Although there is some evidence to suggest the origin of whiskey, or at least the grain distillation process, in the 2nd Millennium BC, the origin of the word comes from the Gaelic phrase ‘uisge beatha’, meaning, water of life. In other accounts it is referred to in Latin as aqua vitae (also meaning ‘water of life’). Originally distilled as a medicine, the techniques used to make whiskey made their way to Ireland and Scotland by 1300 and were used explicitly for treating wounds. In the late 15th century, knowledge of how to make this initial form of whiskey had spread further than the apothecaries and monks of the region after King Henry dissolved most of the monasteries. Whiskey production even began to spread into individual homes. Visitors to the region saw the potential for whiskey to be sold elsewhere as well.

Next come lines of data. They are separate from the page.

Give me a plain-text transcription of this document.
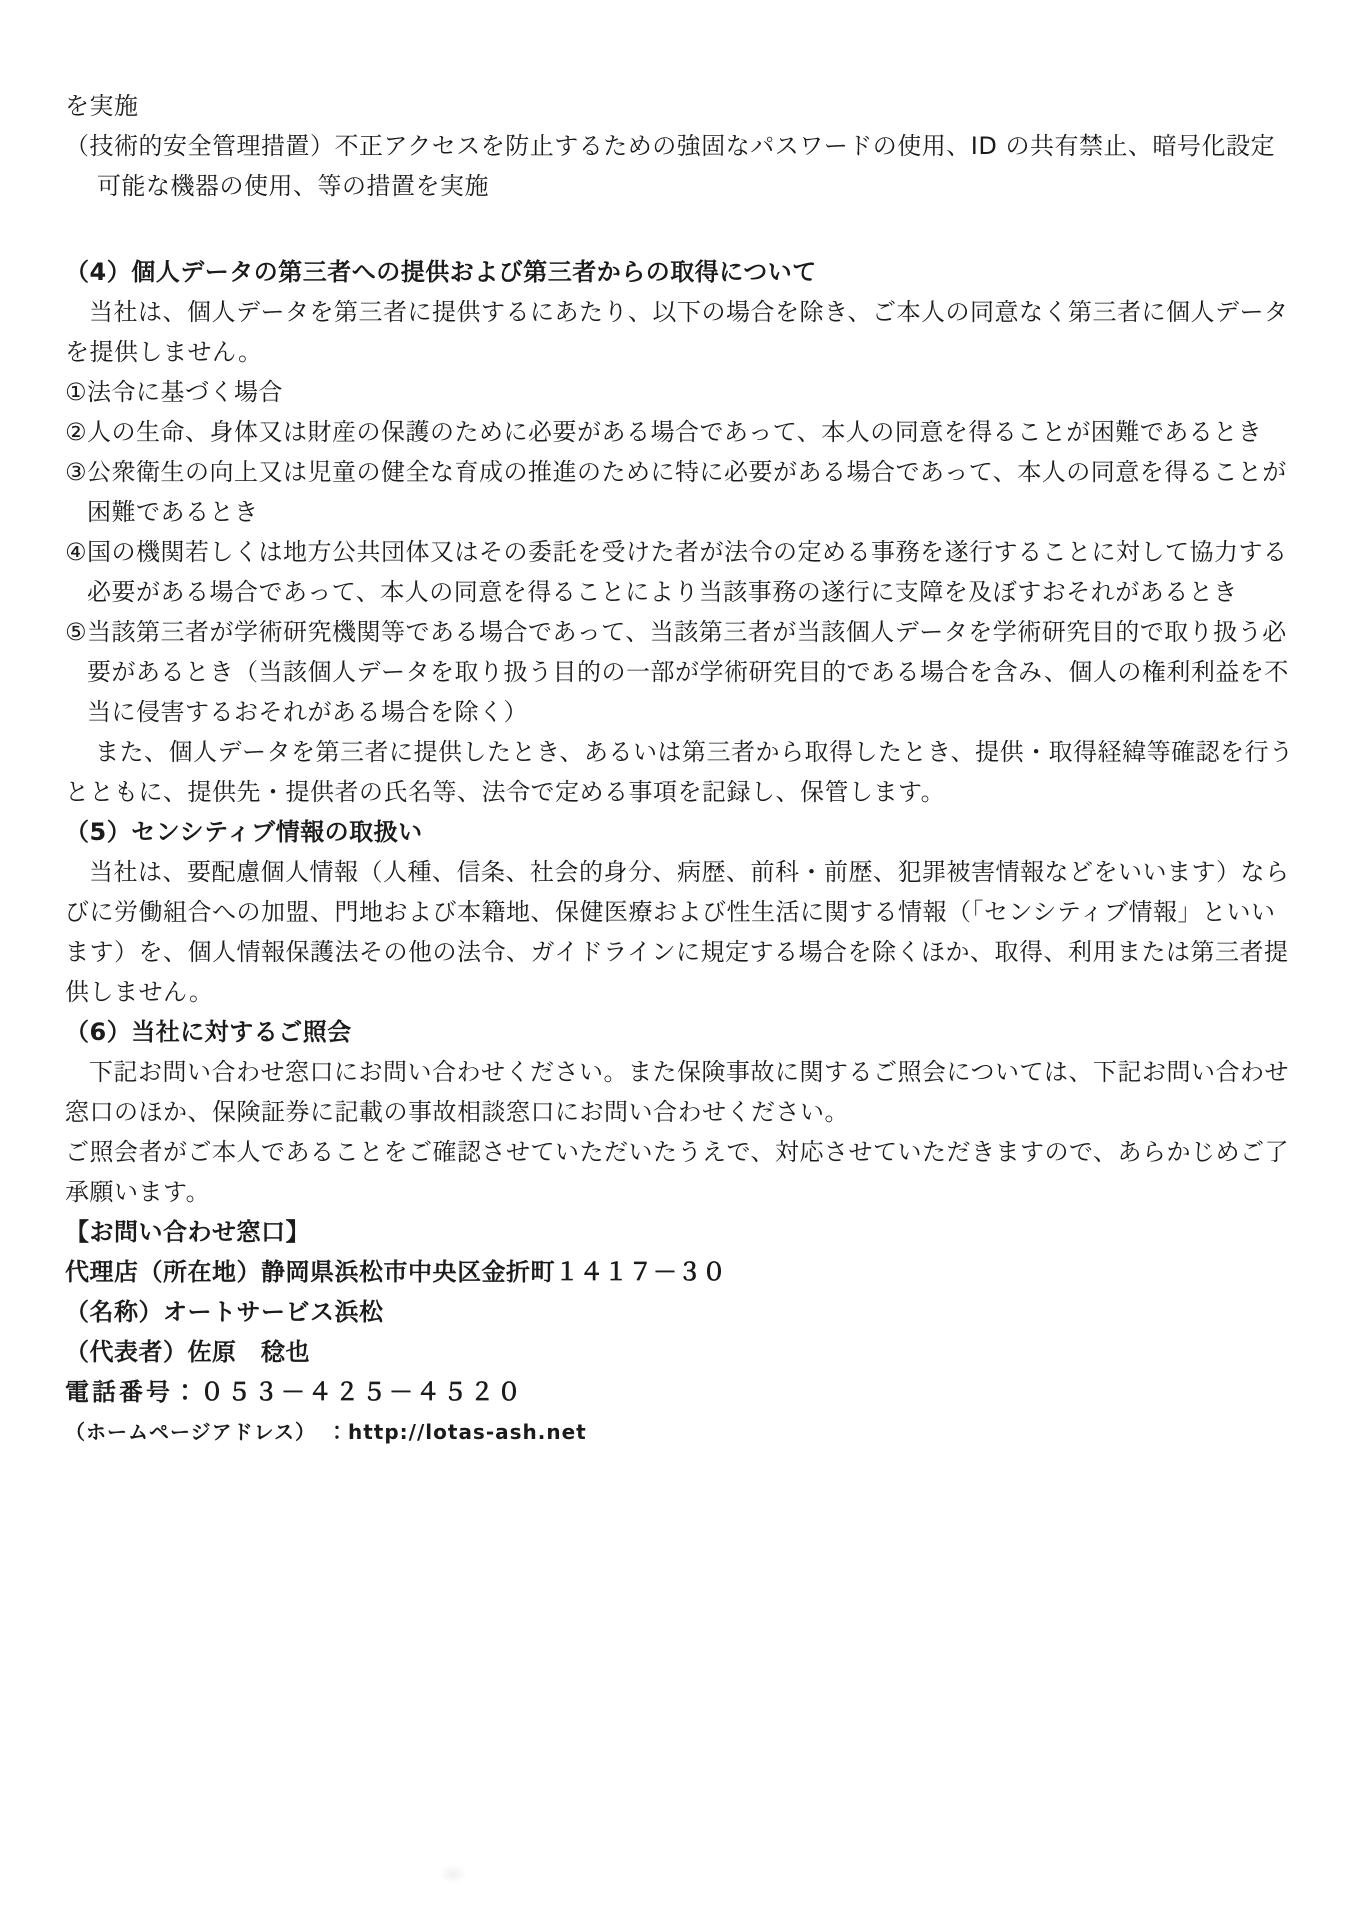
を実施

（技術的安全管理措置）不正アクセスを防止するための強固なパスワードの使用、ID の共有禁止、暗号化設定可能な機器の使用、等の措置を実施

（4）個人データの第三者への提供および第三者からの取得について

当社は、個人データを第三者に提供するにあたり、以下の場合を除き、ご本人の同意なく第三者に個人データを提供しません。

①法令に基づく場合

②人の生命、身体又は財産の保護のために必要がある場合であって、本人の同意を得ることが困難であるとき

③公衆衛生の向上又は児童の健全な育成の推進のために特に必要がある場合であって、本人の同意を得ることが困難であるとき

④国の機関若しくは地方公共団体又はその委託を受けた者が法令の定める事務を遂行することに対して協力する必要がある場合であって、本人の同意を得ることにより当該事務の遂行に支障を及ぼすおそれがあるとき

⑤当該第三者が学術研究機関等である場合であって、当該第三者が当該個人データを学術研究目的で取り扱う必要があるとき（当該個人データを取り扱う目的の一部が学術研究目的である場合を含み、個人の権利利益を不当に侵害するおそれがある場合を除く）

また、個人データを第三者に提供したとき、あるいは第三者から取得したとき、提供・取得経緯等確認を行うとともに、提供先・提供者の氏名等、法令で定める事項を記録し、保管します。

（5）センシティブ情報の取扱い

当社は、要配慮個人情報（人種、信条、社会的身分、病歴、前科・前歴、犯罪被害情報などをいいます）ならびに労働組合への加盟、門地および本籍地、保健医療および性生活に関する情報（「センシティブ情報」といいます）を、個人情報保護法その他の法令、ガイドラインに規定する場合を除くほか、取得、利用または第三者提供しません。

（6）当社に対するご照会

下記お問い合わせ窓口にお問い合わせください。また保険事故に関するご照会については、下記お問い合わせ窓口のほか、保険証券に記載の事故相談窓口にお問い合わせください。

ご照会者がご本人であることをご確認させていただいたうえで、対応させていただきますので、あらかじめご了承願います。

【お問い合わせ窓口】

代理店（所在地）静岡県浜松市中央区金折町１４１７－３０

（名称）オートサービス浜松

（代表者）佐原　稔也

電話番号：０５３－４２５－４５２０

（ホームページアドレス）　：http://lotas-ash.net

In 1608, the Old Bushmills Distillery in Northern Ireland was awarded the first ever license to distill Irish whiskey. Though most of the 1700s saw a decline in mass produced whiskey due to tax hikes, moonshining was becoming increasingly common. Meanwhile in America, Whiskey was used as a currency for much of the American Revolution. George Washington himself even operated a distillery at one point.

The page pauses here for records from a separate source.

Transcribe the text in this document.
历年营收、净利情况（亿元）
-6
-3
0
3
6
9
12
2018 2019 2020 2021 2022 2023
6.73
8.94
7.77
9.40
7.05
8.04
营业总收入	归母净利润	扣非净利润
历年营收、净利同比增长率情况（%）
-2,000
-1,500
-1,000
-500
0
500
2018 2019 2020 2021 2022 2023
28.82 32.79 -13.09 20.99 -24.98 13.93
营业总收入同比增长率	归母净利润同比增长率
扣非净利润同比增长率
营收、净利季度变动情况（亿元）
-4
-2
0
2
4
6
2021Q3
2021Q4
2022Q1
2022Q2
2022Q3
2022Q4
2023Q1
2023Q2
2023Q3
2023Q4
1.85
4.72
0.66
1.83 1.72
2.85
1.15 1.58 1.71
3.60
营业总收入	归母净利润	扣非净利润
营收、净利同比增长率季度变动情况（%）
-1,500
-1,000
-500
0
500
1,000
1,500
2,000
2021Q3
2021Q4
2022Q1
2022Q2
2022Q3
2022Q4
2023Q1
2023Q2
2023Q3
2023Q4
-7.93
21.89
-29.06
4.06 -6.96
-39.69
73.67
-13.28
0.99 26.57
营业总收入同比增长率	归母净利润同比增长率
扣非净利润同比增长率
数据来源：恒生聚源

Fast forward to the 19th century and whiskey is now becoming popularized around the world through the perfection of the blended whiskey by Andrew Usher. That, combined with a pest infection which tainted a majority of the world’s wine supply, led to whiskey becoming increasingly more sought after. From then on, there have been a number of taxes and laws levied against whiskey and spirits in general. Perhaps the most notable of the regulation was the prohibition in the United States which lasted from 1920 until 1933. The prohibition didn’t stop whiskeys increasing popularity, however. In fact, the popularity of whiskey continues to grow to this very day. In 2009, over a billion bottles of whiskey were distributed from Scotland alone. How many of those did you purchase?